If you're feeling good about the market, you're not alone. Take my hand as we go over some of this week's more uplifting headlines.

1. Turning nickels into $2 bills
Sirius XM Radio
(Nasdaq: SIRI) has come a long way. The satellite radio giant hit fresh highs last seen during the summer of 2008 this week, fueled by an encouraging analyst upgrade. Morgan Stanley raised its rating on Sirius XM to "overweight" and set a $2 price target on the shares.

Two years ago, shares of Sirius XM traded as low as $0.05 a share. If Morgan Stanley's assessment holds up, it'll soon be a 40-bagger for the bottom feeders. Then again, it's not just the stock that's come a long way. Sirius XM was losing money, shedding subscribers, and on the brink of bankruptcy when its stock could be a had for a nickel. It's none of those three things now.

2. Guidance you can love
Green Mountain Coffee Roasters
(Nasdaq: GMCR) had a strong holiday quarter and hit a new intraday high yesterday after posting results, but it was the company's caffeinated guidance that really rocked.

I'm not trying to take anything away from the holiday quarter racked up by the java junkie behind the Keurig single-cup brewers. You must be doing something right if you grow net sales by 67% and adjusted net income climbs even faster. However, Green Mountain was being held back by investor uncertainty about the future, and that's where its guidance served to perk up the market.

Net sales for the fiscal year ending this September should be up 75% to 80%, indicating that the final three quarters of the fiscal year will treat shareowners to accelerating growth. It's also reiterating non-GAAP earnings to clock in between $1.19 and $1.29 a share. Compare that to the $1.16-a-share profit on 57% top-line growth that analysts were expecting to get, and it's easy to see why Green Mountain is a speedster again.

3. The daily shows
The first legitimate shot for tablet computers to replace the printing press hit Apple's (Nasdaq: AAPL) iPad with News Corp.'s (Nasdaq: NWS) rollout of The Daily.

Rupert Murdoch's media empire is hoping that cranking out 100 pages of original digital content 365 days a year -- and charging iPad owners just $0.99 a week or $39.99 a year -- will help sway tech-savvy newshounds into embracing a premium digital subscription.

News Corp. claims the publication's operating costs will run at roughly $500,000 a week. Once you bake in the 30% revenue-share slice that app publishers must relinquish to Apple, The Daily will need to reach 5% of the roughly 15 million iPad owners.
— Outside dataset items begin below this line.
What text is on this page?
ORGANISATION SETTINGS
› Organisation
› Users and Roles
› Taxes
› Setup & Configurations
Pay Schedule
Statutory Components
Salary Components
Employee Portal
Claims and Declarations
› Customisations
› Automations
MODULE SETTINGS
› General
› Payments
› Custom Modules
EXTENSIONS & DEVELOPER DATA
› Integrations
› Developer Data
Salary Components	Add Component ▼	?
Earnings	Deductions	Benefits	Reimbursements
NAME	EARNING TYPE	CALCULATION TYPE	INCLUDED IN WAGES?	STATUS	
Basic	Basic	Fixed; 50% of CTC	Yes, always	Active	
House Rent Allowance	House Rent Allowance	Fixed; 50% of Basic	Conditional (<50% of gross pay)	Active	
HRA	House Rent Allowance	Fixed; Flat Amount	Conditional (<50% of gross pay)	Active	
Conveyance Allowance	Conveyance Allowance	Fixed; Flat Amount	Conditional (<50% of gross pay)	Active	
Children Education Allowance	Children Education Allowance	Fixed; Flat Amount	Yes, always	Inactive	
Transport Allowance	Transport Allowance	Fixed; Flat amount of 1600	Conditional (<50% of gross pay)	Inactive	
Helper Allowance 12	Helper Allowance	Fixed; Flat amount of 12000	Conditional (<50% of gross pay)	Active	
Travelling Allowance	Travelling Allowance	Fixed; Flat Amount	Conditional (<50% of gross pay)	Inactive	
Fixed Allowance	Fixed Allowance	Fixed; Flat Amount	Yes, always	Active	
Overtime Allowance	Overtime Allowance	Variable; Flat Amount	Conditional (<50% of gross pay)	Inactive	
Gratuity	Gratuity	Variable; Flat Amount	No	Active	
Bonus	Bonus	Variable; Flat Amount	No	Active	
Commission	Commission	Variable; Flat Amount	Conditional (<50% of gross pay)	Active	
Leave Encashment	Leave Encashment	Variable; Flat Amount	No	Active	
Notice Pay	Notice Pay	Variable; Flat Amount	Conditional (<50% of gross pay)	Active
OK, the promising e-publication is presently limited to readers in the United States and Canada, so it's not fair to use Apple's global iPad base. Then again, Apple's selling more than a million iPads a month. The user base will only continue to grow.

I was initially skeptical of Murdoch's strategy, but the price is right. Original content, exclusive video, user-customized sports, and even crossword and Sudoku diversions make this a pretty compelling value. It can be a real game changer for News Corp. and a great differentiator for Apple's iPad before other tablets offer a more cost-effective route for publishers.

4. Sales-a-poppin'
SodaStream
(Nasdaq: SODA) has sold a million of its home carbonation kits -- in Sweden.

This is a pretty meaty milestone for a country with just 4.5 million homes, verifying claims by the Israeli-based SodaStream that it had penetrated 20% of the Swedish market last year.

Obviously, it would be a jaw dropper if SodaStream's penetration got anywhere close to that rate on this side of the Atlantic. It wouldn't just be the more than 25 million carbonation systems but the repeat purchases of CO2 carbonators and soda syrup bottles. I probably also wouldn't be going out on a limb if I suggested that we drink more soda in this country per capita than the rest of the world.

I guess we'll soon find out. SodaStream didn't make a big stateside push until last year, and we still don't know how the telltale holiday quarter panned out. Still, global validation will do for a stock that has now more than doubled since going public just three months ago.  

5. Searching is rewarding in China
Another stock rocketing to fresh highs this week was Baidu (Nasdaq: BIDU). China's leading search engine came through with yet another blowout quarter.

Baidu's quarterly revenue climbed 94% to $371.3 million with earnings soaring 171% to $0.50 a share. Analysts weren't even close -- expecting a profit of $0.46 on $360.8 million in revenue -- but they've been missing badly on Baidu for years.

China's search industry is for real, and you don't have to take only Baidu's word for it. Sohu.com (Nasdaq: SOHU) announced its quarterly results hours before Baidu, posting a 126% spurt in search revenue.